Most of the people who have worked with me know this saying. I actually understood the importance of this saying in a conversation with one of my managers Praveen Guggarigoudar. We had a discussion about extending one of the sprints by a day. The reason was that there was a minor bug that will take just 2 hours to fix and 2 hours to test in all environments and there was no risk in fixing that bug. Fixing this bug would make the feature perfect. Praveen denied the extension and asked us to go live with that defect. Few of the team members got together and discussed with Praveen about why he rejected the appeal to extend the sprint by one day. His answer was very simple that a delay of 1 day in current sprint will cascade to future sprints and he showed us how worse this can get towards the end of the year. He also said that the software we launch is not mission critical and bug is also not a show stopper hence no risk in releasing the product with the bug.

What the team was doing is that they made perfect the enemy of good and was trying to stop the good from going live.

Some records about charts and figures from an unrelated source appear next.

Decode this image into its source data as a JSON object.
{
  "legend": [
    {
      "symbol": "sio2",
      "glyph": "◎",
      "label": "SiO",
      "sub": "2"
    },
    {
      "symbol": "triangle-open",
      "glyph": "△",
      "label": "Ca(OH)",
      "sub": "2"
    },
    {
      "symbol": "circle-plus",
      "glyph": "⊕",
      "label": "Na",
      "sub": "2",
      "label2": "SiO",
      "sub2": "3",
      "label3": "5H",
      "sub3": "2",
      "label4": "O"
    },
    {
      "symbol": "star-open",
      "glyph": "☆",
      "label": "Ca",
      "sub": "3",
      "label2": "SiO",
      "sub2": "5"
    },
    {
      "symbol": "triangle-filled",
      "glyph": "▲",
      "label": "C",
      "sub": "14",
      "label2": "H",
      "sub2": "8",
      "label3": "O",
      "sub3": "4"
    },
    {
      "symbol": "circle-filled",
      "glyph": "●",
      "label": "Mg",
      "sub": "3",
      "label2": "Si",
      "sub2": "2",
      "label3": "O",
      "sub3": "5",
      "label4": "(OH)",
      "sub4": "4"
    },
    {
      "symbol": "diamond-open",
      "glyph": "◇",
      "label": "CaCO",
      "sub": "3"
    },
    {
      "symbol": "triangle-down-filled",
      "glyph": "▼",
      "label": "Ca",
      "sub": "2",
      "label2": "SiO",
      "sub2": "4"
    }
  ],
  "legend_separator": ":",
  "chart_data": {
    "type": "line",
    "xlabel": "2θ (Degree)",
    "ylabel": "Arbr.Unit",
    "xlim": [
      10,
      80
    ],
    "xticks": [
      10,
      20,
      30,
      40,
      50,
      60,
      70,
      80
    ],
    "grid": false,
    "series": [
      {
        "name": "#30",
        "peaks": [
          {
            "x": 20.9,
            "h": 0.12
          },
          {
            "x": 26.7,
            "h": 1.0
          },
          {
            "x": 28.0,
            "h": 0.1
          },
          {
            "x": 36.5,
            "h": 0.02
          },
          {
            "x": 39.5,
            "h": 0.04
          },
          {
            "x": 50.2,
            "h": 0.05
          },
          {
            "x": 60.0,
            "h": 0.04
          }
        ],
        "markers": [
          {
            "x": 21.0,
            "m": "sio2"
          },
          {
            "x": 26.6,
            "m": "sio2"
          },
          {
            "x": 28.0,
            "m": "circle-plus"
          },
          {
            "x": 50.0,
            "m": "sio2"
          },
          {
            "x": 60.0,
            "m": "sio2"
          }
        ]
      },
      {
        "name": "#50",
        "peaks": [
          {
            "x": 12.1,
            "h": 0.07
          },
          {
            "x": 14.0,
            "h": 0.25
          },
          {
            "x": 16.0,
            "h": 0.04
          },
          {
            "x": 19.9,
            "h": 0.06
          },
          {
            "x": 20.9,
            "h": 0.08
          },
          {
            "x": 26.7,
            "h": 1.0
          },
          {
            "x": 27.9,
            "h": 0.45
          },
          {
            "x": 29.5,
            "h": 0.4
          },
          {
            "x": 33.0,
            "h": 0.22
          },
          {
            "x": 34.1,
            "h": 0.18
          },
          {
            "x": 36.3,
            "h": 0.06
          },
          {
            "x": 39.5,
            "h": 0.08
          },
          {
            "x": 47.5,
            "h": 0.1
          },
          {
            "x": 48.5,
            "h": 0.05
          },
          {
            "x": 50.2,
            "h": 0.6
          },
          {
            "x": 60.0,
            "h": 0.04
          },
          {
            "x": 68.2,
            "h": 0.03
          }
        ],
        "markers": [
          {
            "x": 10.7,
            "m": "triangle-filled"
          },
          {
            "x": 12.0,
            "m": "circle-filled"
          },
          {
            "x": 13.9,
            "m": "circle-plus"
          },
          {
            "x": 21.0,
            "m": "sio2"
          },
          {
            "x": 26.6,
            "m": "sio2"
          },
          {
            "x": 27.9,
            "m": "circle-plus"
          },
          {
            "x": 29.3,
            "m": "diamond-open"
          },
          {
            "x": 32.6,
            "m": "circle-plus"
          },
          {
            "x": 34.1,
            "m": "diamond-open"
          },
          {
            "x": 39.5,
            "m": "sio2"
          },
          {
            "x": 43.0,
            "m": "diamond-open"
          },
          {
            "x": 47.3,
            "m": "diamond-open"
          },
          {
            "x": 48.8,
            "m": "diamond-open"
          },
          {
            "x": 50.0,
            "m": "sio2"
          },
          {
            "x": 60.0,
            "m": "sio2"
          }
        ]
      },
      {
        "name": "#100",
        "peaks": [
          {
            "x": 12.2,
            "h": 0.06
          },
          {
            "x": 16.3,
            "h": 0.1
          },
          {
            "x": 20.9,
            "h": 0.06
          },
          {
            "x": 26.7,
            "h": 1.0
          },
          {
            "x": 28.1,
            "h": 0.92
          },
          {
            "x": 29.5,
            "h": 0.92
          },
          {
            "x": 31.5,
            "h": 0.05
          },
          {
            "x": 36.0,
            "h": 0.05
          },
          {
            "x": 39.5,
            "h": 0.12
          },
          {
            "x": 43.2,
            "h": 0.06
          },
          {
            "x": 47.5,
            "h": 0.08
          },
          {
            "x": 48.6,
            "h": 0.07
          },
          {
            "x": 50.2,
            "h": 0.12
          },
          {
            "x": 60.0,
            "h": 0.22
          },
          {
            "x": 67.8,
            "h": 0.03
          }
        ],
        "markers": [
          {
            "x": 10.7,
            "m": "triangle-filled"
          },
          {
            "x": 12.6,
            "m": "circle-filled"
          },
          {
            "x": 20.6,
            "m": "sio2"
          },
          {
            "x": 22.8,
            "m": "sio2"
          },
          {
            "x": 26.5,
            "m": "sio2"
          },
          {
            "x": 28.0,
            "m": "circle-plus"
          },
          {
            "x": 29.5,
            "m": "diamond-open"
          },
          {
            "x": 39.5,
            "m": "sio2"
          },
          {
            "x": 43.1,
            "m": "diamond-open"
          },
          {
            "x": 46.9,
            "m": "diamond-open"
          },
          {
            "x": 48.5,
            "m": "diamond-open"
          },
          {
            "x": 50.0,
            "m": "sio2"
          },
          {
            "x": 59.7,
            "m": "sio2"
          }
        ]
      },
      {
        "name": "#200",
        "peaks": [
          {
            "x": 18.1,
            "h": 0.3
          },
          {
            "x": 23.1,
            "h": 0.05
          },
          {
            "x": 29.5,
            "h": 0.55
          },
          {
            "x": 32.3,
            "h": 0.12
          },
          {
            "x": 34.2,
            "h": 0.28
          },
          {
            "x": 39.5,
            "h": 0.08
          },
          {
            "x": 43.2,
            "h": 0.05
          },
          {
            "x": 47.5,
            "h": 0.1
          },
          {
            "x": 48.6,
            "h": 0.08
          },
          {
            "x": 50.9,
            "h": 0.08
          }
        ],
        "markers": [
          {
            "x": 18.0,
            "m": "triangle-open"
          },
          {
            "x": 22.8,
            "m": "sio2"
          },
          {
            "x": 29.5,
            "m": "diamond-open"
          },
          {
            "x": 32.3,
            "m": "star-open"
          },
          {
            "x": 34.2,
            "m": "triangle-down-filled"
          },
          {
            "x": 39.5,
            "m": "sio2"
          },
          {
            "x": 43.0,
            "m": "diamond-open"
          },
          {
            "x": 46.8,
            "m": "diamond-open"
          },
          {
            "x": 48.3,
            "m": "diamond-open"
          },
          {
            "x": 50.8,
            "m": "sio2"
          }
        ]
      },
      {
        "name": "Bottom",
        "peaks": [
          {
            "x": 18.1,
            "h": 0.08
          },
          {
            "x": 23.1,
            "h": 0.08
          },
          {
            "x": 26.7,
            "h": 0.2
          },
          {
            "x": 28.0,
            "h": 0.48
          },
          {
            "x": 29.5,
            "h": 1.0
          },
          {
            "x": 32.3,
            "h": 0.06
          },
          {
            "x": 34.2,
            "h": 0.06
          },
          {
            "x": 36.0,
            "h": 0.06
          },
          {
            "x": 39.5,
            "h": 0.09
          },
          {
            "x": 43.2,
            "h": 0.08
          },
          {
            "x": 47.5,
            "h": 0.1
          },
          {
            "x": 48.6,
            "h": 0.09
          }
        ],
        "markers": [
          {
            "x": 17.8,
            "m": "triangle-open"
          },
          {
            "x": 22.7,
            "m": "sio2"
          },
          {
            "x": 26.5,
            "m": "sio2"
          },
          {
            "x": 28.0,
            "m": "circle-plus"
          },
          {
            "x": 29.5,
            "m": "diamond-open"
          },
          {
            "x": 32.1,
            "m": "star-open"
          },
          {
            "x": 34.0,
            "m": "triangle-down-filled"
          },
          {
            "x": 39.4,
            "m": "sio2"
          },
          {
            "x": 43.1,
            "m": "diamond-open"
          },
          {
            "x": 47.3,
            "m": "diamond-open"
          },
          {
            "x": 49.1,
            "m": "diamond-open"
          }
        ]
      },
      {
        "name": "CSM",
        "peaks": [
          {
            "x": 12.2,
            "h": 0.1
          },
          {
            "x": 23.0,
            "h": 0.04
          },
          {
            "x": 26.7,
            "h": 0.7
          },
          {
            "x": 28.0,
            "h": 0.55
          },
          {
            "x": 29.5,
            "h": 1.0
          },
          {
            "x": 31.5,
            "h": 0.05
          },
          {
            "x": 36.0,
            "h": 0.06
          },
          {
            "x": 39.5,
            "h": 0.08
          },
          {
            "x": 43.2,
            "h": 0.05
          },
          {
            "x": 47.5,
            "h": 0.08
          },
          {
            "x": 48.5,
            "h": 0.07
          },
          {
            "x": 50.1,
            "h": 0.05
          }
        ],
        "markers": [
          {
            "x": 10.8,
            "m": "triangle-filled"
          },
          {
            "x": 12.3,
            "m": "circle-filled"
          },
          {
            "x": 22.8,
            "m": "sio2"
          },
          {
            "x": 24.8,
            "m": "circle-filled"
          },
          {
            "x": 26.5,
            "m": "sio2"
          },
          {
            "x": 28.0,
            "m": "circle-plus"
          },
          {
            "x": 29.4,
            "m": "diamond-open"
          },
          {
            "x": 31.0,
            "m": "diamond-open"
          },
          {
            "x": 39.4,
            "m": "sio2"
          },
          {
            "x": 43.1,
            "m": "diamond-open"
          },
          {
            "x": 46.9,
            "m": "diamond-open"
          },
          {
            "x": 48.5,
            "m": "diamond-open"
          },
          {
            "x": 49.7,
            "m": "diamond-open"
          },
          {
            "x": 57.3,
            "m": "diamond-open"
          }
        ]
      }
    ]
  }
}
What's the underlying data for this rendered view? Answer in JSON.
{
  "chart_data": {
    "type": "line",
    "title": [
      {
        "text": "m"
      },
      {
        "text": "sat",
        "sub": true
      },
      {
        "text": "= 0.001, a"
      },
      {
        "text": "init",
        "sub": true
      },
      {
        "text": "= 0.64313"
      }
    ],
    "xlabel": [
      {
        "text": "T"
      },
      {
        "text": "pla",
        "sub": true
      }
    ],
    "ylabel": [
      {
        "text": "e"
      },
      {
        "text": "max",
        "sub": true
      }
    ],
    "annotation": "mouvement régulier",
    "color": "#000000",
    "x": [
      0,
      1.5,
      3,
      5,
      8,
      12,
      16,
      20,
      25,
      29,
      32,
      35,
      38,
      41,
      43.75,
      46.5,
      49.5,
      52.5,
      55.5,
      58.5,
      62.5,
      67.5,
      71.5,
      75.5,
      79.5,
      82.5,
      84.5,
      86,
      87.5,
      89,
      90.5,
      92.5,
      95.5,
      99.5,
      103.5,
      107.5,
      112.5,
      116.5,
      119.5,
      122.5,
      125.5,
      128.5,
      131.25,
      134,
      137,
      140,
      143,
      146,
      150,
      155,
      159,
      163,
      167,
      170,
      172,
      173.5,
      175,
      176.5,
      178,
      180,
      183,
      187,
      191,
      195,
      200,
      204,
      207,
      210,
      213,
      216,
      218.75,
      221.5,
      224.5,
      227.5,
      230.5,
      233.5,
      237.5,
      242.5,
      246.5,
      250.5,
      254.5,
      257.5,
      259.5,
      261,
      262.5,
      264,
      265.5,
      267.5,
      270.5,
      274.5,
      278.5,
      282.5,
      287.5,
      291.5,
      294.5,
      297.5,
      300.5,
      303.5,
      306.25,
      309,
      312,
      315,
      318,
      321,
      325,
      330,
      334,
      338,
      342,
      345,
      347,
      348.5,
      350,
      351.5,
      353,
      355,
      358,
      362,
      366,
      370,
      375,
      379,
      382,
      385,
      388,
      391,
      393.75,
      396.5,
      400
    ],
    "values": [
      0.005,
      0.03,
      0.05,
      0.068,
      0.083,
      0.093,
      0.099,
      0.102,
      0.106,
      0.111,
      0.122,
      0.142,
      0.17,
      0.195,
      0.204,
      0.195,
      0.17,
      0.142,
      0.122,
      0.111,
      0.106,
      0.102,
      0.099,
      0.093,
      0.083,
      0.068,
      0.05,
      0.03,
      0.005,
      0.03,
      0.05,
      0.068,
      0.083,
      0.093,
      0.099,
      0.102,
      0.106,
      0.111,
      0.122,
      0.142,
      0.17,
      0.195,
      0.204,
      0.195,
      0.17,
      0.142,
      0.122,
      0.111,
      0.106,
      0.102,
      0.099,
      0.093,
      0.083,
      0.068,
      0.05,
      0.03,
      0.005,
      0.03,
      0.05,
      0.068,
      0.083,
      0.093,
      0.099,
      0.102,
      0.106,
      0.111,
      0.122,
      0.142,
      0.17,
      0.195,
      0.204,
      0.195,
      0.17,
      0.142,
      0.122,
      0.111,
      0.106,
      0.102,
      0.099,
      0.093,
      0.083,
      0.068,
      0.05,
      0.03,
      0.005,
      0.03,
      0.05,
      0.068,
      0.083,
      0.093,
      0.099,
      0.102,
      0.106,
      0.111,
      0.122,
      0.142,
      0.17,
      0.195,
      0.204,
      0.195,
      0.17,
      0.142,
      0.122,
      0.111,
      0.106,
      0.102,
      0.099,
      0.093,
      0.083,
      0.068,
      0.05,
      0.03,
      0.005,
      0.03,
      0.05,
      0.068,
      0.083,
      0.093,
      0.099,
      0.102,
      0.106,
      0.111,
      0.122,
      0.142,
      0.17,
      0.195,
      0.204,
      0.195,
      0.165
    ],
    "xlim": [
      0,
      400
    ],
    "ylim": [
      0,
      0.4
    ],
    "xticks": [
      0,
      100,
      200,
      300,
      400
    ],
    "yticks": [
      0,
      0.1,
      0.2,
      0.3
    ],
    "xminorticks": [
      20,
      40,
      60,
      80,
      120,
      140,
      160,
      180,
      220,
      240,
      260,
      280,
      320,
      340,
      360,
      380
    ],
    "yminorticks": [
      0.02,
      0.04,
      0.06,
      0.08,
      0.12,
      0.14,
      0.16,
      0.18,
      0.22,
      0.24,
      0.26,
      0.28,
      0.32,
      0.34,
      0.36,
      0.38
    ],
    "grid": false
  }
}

Few months after this incident I had a very similar experience with customers. Always in beta is a reality in most of the agile projects I have worked on. Customers have the same thought like developers to launch a perfect feature of the product to get a good first impression. Sometimes they need nudge to launch a feature in beta mode which may not be complete.

Hope this article resonates some thoughts in your experience where perfect was the enemy of the good. One of the industries that suffer from this problem is the pharmaceutical industry where the drug development for some diseases last for more than a decade to get a perfect solution. While I agree that these industries value the life of human more than the drugs they develop but they need to have a framework to release drugs which are good enough to keep the patient alive until perfect medicine is invented to cure the disease.